Two other Singles I admired are Ann Patchett’s “Getaway Car: A Practical Memoir About Writing and Life” ($2.99) and Jane Hirshfield’s “Heart of Haiku” (99 cents), which functions both as a short biography of the 17th-century Japanese poet Basho and as a primer on haiku in general.
These Singles allow real writers a chance to stretch their legs. They’re the literary equivalent of a week’s sailing trip, not a Thor Heyerdahl slog across an ocean, with reader and writer lashed to the mast.
There’s an unexpected moral bonus here too. I enjoyed shopping, à la carte, for these pieces and making micropayments (99 cents to $2.99) for them. Writers set their own prices, Amazon said.
Many of these minibooks have interesting premises but fail to deliver entirely. These include “Blindsight,” by Chris Colin, about the Hollywood producer of films like “C.H.U.D. II” who suffered serious brain trauma in a car accident and came back an oddly changed man. Mr. Colin is a fine writer, but this is an Oliver Sacks-type story that needed an Oliver Sacks.

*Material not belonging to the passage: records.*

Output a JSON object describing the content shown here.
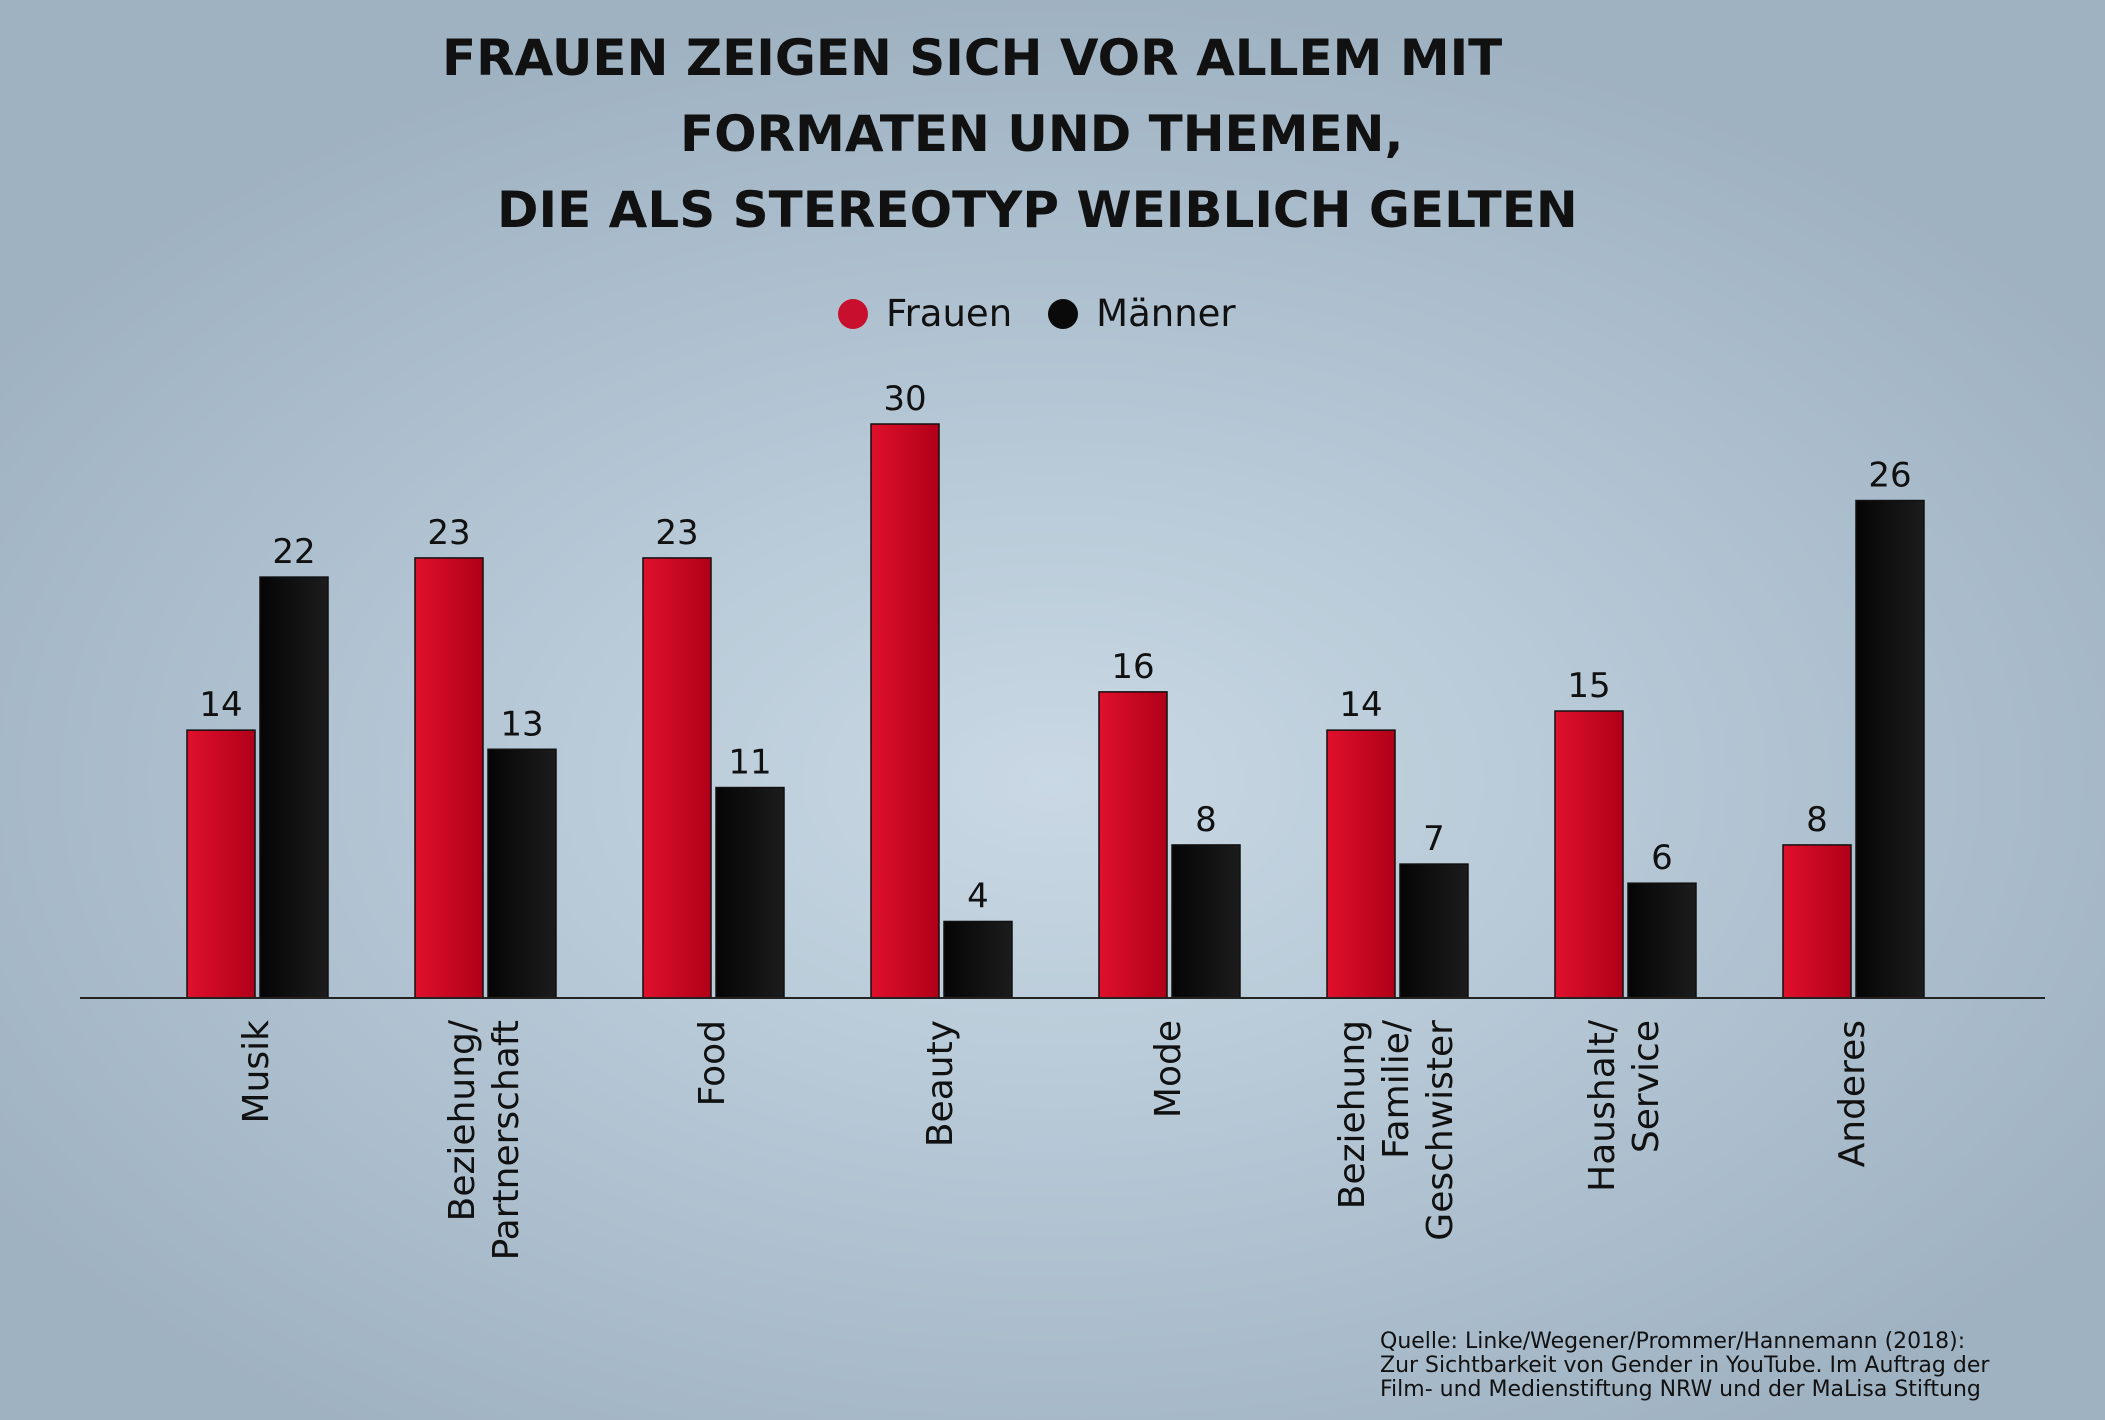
{
  "title_lines": [
    "FRAUEN ZEIGEN SICH VOR ALLEM MIT",
    "FORMATEN UND THEMEN,",
    "DIE ALS STEREOTYP WEIBLICH GELTEN"
  ],
  "source_lines": [
    "Quelle: Linke/Wegener/Prommer/Hannemann (2018):",
    "Zur Sichtbarkeit von Gender in YouTube. Im Auftrag der",
    "Film- und Medienstiftung NRW und der MaLisa Stiftung"
  ],
  "colors": {
    "frauen": "#c8102e",
    "maenner": "#0a0a0a"
  },
  "chart_data": {
    "type": "bar",
    "title": "FRAUEN ZEIGEN SICH VOR ALLEM MIT FORMATEN UND THEMEN, DIE ALS STEREOTYP WEIBLICH GELTEN",
    "categories": [
      [
        "Musik"
      ],
      [
        "Beziehung/",
        "Partnerschaft"
      ],
      [
        "Food"
      ],
      [
        "Beauty"
      ],
      [
        "Mode"
      ],
      [
        "Beziehung",
        "Familie/",
        "Geschwister"
      ],
      [
        "Haushalt/",
        "Service"
      ],
      [
        "Anderes"
      ]
    ],
    "series": [
      {
        "name": "Frauen",
        "values": [
          14,
          23,
          23,
          30,
          16,
          14,
          15,
          8
        ]
      },
      {
        "name": "Männer",
        "values": [
          22,
          13,
          11,
          4,
          8,
          7,
          6,
          26
        ]
      }
    ],
    "ylim": [
      0,
      30
    ],
    "legend_position": "top-center",
    "grid": false,
    "data_labels": true
  }
}
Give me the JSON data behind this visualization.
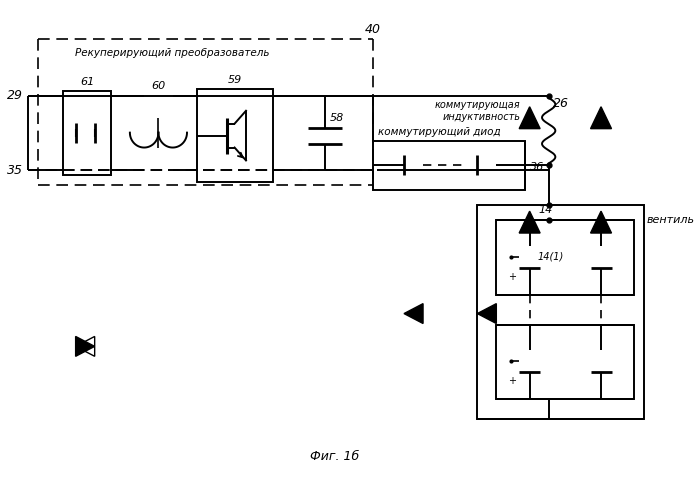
{
  "title": "Фиг. 1б",
  "bg_color": "#ffffff",
  "lc": "#000000",
  "label_40": "40",
  "label_29": "29",
  "label_35": "35",
  "label_61": "61",
  "label_60": "60",
  "label_59": "59",
  "label_58": "58",
  "label_26": "26",
  "label_14": "14",
  "label_36": "36",
  "label_recuperating": "Рекуперирующий преобразователь",
  "label_commut_ind": "коммутирующая\nиндуктивность",
  "label_commut_diode": "коммутирующий диод",
  "label_valve": "вентиль",
  "label_14_1": "14(1)"
}
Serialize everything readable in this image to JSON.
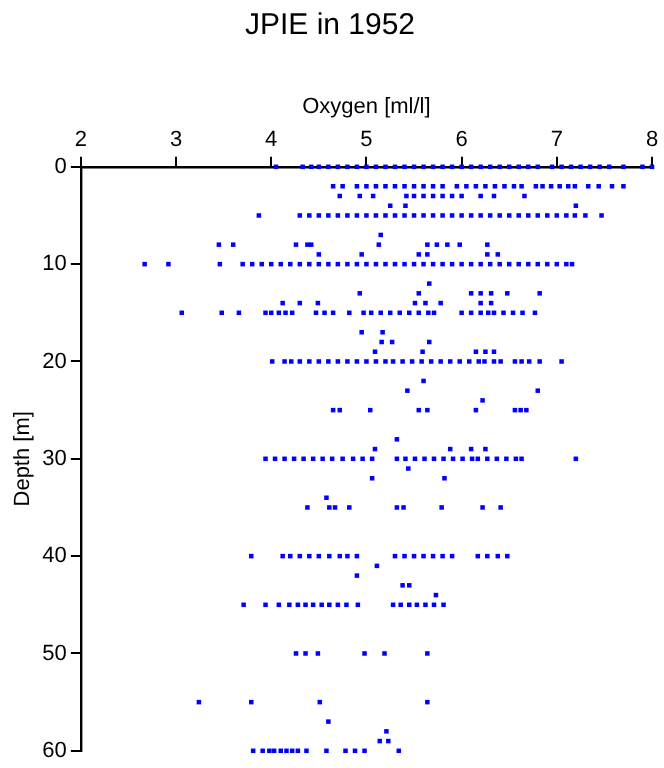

Others ride blithely off the rails. Lawrence Lessig, a Harvard Law School professor, has written “One Way Forward: The Outsider’s Guide to Fixing the Republic” ($1.99). It’s about how money has ruined politics, and about how Tea Partiers and Occupy Wall Streeters should collaborate to fix this problem. Mr. Lessig is right, but he’s insufferable. His book is earnest, patronizing and so dull that I flipped my Kindle over, searching for a snooze button.
Sara Davidson’s memoir about Joan Didion, “Joan: Forty Years of Life, Loss and Friendship With Joan Didion” ($2.99), is warm but wan. It’s dense with clichés (“breathtaking prose,” “bevy of A-list players”) and makes Ms. Didion seem less interesting, not more, despite details like Ms. Didion’s rebuff of Warren Beatty’s hands-on advances in the early 1970s.
The gatekeepers at the magazines I love – from The New Yorker to the Oxford American, and from New York magazine to The Paris Review – are not going to be made redundant by Singles anytime soon. A typical issue of any of these magazines remains the better, and more reliable, value.
But I’m bullish on this form.
This despite what might be the biggest bummer of the Kindle, at least on its least expensive versions: When it is left unattended, it displays advertisements on its screen. Among the many admirable things about books, they don’t metamorphose into ads for Omaha Steaks when you aren’t grasping them in your optimistic fingers.